ST. Gallen. Nach einer turbulenten Schlussphase gewinnt der FCZ in St. Gallen 2:1 und behauptet sich damit auf einem Europacup-Platz.

Der FC Zürich feierte in St. Gallen einen ebenso unerwarteten wie glücklichen 2:1-Erfolg, dank dem er den 5. Rang behaupten konnte, obwohl auch die Konkurrenz gewann. Unerwartet war der Sieg, weil die Zürcher im dritten Viertel der Meisterschaft gegen alle drei Topteams der Super League verloren hatten. Und glücklich, weil St. Gallen zur Pause nie hätte 0:1 zurückliegen dürfen und weil Schiedsrichter Stephan Studer dem Heimteam kurz vor dem Anschlusstor zum 1:2 ein Tor wegen angeblichen Offsides aberkannte und bei einem Gerangel im FCZ-Strafraum zwischen Loris Benito und Mikael Ishak nicht auf Penalty entschied.
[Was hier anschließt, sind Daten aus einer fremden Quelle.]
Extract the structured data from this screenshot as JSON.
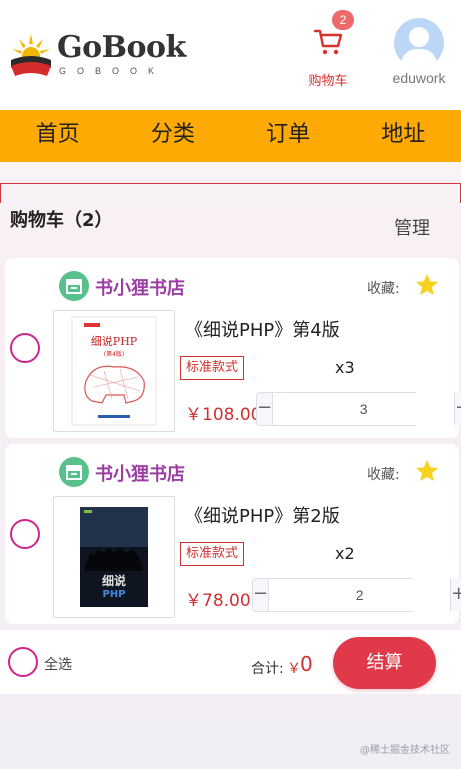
{
  "header": {
    "logo_text": "GoBook",
    "logo_sub": "GOBOOK",
    "cart_badge": "2",
    "cart_label": "购物车",
    "user_label": "eduwork"
  },
  "nav": {
    "items": [
      {
        "label": "首页"
      },
      {
        "label": "分类"
      },
      {
        "label": "订单"
      },
      {
        "label": "地址"
      }
    ]
  },
  "page": {
    "title": "购物车（2）",
    "manage_label": "管理"
  },
  "cart_items": [
    {
      "shop_name": "书小狸书店",
      "favorite_label": "收藏:",
      "title": "《细说PHP》第4版",
      "spec": "标准款式",
      "count_label": "x3",
      "price": "￥108.00",
      "quantity": "3",
      "cover_text": "细说PHP",
      "cover_edition": "(第4版)"
    },
    {
      "shop_name": "书小狸书店",
      "favorite_label": "收藏:",
      "title": "《细说PHP》第2版",
      "spec": "标准款式",
      "count_label": "x2",
      "price": "￥78.00",
      "quantity": "2",
      "cover_text": "细说",
      "cover_sub": "PHP"
    }
  ],
  "footer": {
    "select_all_label": "全选",
    "total_label": "合计:",
    "currency_symbol": "￥",
    "total_value": "0",
    "checkout_label": "结算"
  },
  "watermark": "@稀土掘金技术社区",
  "colors": {
    "nav_bg": "#fea904",
    "accent_red": "#e03a4a",
    "shop_name": "#9b3ea3",
    "select_ring": "#d0258c",
    "shop_icon": "#57c08d",
    "star": "#f7d21e"
  }
}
Der FCZ ging in der 17. Minute mit seiner einzigen Strafraumszene der ersten Halbzeit in Führung: Ein Freistoss Stjepan Kukuruzovics von der Seite, von Kristian Nushi an Amine Chermiti unnötig verursacht, fand via Pfosten den Weg ins Tor. Danach aber war St. Gallen klar überlegen und hätte ausgleichen müssen. Oscar Scarione traf in der 25. Minute nur den Pfosten, Franck Etoundi scheiterte im Nachschuss an David Da Costa, dessen gute Paraden dem FCZ letztlich den Sieg sicherten. Weil sie den Ball immer wieder früh verloren, kamen die Zürcher bis zur Pause immer mehr unter Druck. Doch der für den verletzten Etoundi eingewechselte Ishak scheiterte an Da Costa und Benito blockte einen Schuss von Oucine Nater, womit es bei der Führung des FCZ blieb.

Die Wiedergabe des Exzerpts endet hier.